# load required library
library(tidyverse)
library(colorspace)
temperatures <- read_csv("https://wilkelab.org/SDS375/datasets/tempnormals.csv") %>%
mutate(
location = factor(
location, levels = c("Death Valley", "Houston", "San Diego", "Chicago")
)
) %>%
select(location, day_of_year, month, temperature)
temps_months <- read_csv("https://wilkelab.org/SDS375/datasets/tempnormals.csv") %>%
group_by(location, month_name) %>%
summarize(mean = mean(temperature)) %>%
mutate(
month = factor(
month_name,
levels = c("Jan", "Feb", "Mar", "Apr", "May", "Jun", "Jul", "Aug", "Sep", "Oct", "Nov", "Dec")
),
location = factor(
location, levels = c("Death Valley", "Houston", "San Diego", "Chicago")
)
) %>%
select(-month_name)Customizing data visualizations using colorspace, ggplot2, and patchwork
Learn how to change ggplot’s default choices for color and style and take control of final figure presentation.
Color Scales
Coding exercise 7.1
In this worksheet, we will discuss how to change and customize color scales.

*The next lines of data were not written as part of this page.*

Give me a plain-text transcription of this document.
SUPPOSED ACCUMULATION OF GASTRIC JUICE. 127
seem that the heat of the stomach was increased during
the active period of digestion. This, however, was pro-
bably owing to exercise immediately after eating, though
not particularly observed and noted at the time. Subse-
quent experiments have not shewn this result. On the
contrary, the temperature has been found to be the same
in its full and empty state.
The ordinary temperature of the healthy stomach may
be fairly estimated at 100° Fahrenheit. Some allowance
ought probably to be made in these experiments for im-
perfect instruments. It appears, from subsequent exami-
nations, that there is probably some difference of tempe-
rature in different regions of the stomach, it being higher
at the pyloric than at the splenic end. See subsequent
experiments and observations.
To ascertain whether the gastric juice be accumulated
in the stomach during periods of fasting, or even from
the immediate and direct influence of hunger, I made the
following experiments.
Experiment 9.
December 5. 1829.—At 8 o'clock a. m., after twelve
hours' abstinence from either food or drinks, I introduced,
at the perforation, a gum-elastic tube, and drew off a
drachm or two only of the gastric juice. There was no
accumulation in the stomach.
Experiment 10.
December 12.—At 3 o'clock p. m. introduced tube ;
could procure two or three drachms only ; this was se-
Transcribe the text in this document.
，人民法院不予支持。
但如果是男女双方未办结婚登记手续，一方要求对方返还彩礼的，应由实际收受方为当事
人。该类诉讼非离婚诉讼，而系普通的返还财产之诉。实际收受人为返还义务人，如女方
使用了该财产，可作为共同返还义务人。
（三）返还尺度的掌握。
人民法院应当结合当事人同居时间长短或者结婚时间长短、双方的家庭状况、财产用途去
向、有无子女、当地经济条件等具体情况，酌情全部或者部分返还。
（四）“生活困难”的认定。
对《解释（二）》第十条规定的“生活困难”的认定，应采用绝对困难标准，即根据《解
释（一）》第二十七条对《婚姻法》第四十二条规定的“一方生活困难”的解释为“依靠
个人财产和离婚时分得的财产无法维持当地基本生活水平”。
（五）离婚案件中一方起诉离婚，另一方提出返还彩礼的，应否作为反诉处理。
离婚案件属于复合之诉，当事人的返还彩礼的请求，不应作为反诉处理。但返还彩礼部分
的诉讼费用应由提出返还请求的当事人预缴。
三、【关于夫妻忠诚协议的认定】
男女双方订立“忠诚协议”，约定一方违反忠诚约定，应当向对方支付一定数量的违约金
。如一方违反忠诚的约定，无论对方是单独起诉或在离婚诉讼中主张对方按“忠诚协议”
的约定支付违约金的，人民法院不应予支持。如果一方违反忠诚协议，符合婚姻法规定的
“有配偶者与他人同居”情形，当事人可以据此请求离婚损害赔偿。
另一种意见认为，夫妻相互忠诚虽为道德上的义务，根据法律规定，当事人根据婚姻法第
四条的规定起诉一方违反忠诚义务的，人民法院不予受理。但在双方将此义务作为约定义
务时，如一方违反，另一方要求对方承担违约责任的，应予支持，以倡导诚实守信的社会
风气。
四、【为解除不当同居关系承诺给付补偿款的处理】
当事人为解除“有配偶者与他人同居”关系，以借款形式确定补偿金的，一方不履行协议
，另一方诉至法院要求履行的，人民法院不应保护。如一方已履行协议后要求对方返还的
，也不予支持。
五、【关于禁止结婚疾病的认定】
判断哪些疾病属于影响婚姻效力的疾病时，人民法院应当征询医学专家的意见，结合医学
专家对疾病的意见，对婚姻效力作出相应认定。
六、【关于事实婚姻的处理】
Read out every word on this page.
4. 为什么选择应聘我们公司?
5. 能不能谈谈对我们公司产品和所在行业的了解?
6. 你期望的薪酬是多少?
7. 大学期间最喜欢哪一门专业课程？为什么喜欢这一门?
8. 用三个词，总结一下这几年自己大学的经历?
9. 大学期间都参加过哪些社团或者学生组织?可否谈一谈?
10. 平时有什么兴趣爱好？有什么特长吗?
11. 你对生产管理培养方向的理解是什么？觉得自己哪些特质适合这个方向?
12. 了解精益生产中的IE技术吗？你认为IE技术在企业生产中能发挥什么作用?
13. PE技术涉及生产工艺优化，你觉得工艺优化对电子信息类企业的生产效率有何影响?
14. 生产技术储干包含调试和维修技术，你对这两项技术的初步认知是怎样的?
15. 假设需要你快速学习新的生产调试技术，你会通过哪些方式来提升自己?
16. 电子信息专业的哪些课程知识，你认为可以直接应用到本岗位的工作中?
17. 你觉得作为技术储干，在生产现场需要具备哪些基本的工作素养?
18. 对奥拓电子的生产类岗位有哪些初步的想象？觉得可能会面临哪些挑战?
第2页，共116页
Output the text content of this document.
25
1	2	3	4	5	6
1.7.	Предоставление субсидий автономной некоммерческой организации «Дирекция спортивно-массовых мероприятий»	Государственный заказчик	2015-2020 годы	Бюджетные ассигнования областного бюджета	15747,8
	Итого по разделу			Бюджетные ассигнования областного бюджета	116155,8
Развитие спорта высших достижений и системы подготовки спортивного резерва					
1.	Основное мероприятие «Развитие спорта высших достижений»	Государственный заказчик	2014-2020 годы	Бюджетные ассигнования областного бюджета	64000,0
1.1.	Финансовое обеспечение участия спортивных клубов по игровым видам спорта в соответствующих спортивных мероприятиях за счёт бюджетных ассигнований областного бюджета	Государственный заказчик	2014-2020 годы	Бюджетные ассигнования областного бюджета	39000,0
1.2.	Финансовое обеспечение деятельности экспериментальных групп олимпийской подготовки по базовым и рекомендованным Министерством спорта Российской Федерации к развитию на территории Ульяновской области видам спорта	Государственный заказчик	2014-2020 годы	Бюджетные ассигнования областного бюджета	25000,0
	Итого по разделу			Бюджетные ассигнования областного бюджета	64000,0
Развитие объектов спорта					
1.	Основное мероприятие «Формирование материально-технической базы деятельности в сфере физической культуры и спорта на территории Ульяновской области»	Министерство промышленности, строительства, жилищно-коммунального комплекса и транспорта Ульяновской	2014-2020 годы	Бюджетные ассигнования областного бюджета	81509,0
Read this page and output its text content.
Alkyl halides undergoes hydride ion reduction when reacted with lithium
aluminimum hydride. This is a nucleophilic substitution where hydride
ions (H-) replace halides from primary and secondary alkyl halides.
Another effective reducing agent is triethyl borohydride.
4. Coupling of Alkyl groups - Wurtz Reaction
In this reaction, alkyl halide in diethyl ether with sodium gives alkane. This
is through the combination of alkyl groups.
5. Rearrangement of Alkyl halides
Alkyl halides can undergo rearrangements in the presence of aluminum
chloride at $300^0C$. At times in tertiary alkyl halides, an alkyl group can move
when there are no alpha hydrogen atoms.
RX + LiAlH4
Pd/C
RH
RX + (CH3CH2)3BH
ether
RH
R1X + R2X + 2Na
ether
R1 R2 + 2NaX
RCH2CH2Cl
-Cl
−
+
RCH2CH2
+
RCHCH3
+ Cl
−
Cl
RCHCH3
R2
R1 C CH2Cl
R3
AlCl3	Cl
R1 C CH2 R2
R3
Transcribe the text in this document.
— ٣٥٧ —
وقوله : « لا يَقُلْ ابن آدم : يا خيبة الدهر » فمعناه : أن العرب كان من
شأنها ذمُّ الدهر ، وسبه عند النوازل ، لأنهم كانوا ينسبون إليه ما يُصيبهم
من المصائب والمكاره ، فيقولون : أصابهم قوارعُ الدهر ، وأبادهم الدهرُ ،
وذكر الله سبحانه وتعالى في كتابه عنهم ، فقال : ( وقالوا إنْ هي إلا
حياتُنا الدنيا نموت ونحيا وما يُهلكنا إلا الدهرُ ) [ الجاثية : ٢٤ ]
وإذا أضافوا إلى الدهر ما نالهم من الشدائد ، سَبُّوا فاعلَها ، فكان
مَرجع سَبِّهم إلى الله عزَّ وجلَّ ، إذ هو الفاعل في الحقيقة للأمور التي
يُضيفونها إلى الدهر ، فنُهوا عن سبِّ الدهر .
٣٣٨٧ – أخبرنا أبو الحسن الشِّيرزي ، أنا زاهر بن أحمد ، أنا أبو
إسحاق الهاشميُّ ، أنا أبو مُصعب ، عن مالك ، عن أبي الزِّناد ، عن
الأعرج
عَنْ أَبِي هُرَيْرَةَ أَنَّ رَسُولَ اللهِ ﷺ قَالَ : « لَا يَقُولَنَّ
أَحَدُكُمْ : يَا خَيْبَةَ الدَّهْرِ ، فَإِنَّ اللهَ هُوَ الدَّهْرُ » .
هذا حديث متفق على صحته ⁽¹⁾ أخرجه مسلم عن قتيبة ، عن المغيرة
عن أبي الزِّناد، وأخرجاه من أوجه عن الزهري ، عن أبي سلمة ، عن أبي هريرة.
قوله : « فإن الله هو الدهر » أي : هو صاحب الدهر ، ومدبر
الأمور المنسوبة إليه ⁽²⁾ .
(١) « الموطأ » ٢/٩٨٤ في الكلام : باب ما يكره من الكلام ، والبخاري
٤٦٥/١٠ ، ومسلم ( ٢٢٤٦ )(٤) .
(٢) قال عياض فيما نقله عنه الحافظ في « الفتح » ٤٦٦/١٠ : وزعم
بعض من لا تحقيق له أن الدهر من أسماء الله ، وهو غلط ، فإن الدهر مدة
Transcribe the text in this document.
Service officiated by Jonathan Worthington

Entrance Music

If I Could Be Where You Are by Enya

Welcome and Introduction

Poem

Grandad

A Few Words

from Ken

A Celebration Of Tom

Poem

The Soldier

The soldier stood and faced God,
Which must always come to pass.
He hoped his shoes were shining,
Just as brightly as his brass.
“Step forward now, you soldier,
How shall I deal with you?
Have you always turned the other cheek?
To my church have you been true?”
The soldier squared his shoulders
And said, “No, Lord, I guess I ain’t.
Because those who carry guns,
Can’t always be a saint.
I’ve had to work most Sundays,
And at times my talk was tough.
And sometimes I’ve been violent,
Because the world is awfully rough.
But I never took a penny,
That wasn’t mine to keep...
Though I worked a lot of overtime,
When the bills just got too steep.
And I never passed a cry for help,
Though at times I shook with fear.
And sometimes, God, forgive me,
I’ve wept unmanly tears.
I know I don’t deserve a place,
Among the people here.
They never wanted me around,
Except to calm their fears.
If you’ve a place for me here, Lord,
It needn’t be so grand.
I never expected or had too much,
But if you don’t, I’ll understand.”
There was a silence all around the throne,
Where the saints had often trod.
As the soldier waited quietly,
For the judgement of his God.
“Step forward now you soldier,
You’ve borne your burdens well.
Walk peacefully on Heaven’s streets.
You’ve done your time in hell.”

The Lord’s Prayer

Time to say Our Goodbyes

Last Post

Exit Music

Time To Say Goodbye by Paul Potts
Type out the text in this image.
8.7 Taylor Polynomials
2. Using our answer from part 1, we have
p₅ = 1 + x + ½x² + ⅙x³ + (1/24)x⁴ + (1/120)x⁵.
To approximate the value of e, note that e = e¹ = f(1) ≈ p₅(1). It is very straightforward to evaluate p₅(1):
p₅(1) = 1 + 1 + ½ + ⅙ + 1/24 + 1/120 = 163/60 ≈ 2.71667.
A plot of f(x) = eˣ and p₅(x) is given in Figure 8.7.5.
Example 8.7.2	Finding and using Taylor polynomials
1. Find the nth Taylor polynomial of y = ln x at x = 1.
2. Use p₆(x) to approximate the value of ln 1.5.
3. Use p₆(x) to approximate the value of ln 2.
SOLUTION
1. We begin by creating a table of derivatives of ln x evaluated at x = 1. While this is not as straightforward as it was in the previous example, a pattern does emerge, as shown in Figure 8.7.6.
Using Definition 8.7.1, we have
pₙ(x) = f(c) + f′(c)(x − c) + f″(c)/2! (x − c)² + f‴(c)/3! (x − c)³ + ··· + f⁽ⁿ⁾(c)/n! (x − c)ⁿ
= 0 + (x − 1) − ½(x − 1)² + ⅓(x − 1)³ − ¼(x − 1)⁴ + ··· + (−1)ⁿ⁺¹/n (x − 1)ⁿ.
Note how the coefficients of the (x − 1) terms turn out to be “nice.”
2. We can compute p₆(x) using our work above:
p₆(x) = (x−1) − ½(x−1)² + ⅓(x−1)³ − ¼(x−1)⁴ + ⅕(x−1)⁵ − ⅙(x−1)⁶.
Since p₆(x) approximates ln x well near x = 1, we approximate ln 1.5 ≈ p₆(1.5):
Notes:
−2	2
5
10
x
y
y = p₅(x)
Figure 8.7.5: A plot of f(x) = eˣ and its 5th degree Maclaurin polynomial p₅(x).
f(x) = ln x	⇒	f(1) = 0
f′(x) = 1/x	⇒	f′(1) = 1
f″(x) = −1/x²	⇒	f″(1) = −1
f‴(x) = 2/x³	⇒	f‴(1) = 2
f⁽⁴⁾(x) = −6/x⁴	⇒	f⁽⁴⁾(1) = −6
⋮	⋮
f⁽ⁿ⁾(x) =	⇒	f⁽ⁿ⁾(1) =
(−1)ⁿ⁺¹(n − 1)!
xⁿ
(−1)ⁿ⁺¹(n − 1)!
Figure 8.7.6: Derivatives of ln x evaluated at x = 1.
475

We will be using the R package tidyverse, which includes ggplot() and related functions. We will also be using the R package colorspace for the scale functions it provides.
We will be working with the dataset temperatures that we have used in previous worksheets. This dataset contains the average temperature for each day of the year for four different locations.
temperatures# A tibble: 1,464 × 4
location day_of_year month temperature
<fct> <dbl> <chr> <dbl>
1 Death Valley 1 01 51
2 Death Valley 2 01 51.2
3 Death Valley 3 01 51.3
4 Death Valley 4 01 51.4
5 Death Valley 5 01 51.6
6 Death Valley 6 01 51.7
7 Death Valley 7 01 51.9
8 Death Valley 8 01 52
9 Death Valley 9 01 52.2
10 Death Valley 10 01 52.3
# ℹ 1,454 more rows
We will also be working with an aggregated version of this dataset called temps_months, which contains the mean temperature for each month for the same locations.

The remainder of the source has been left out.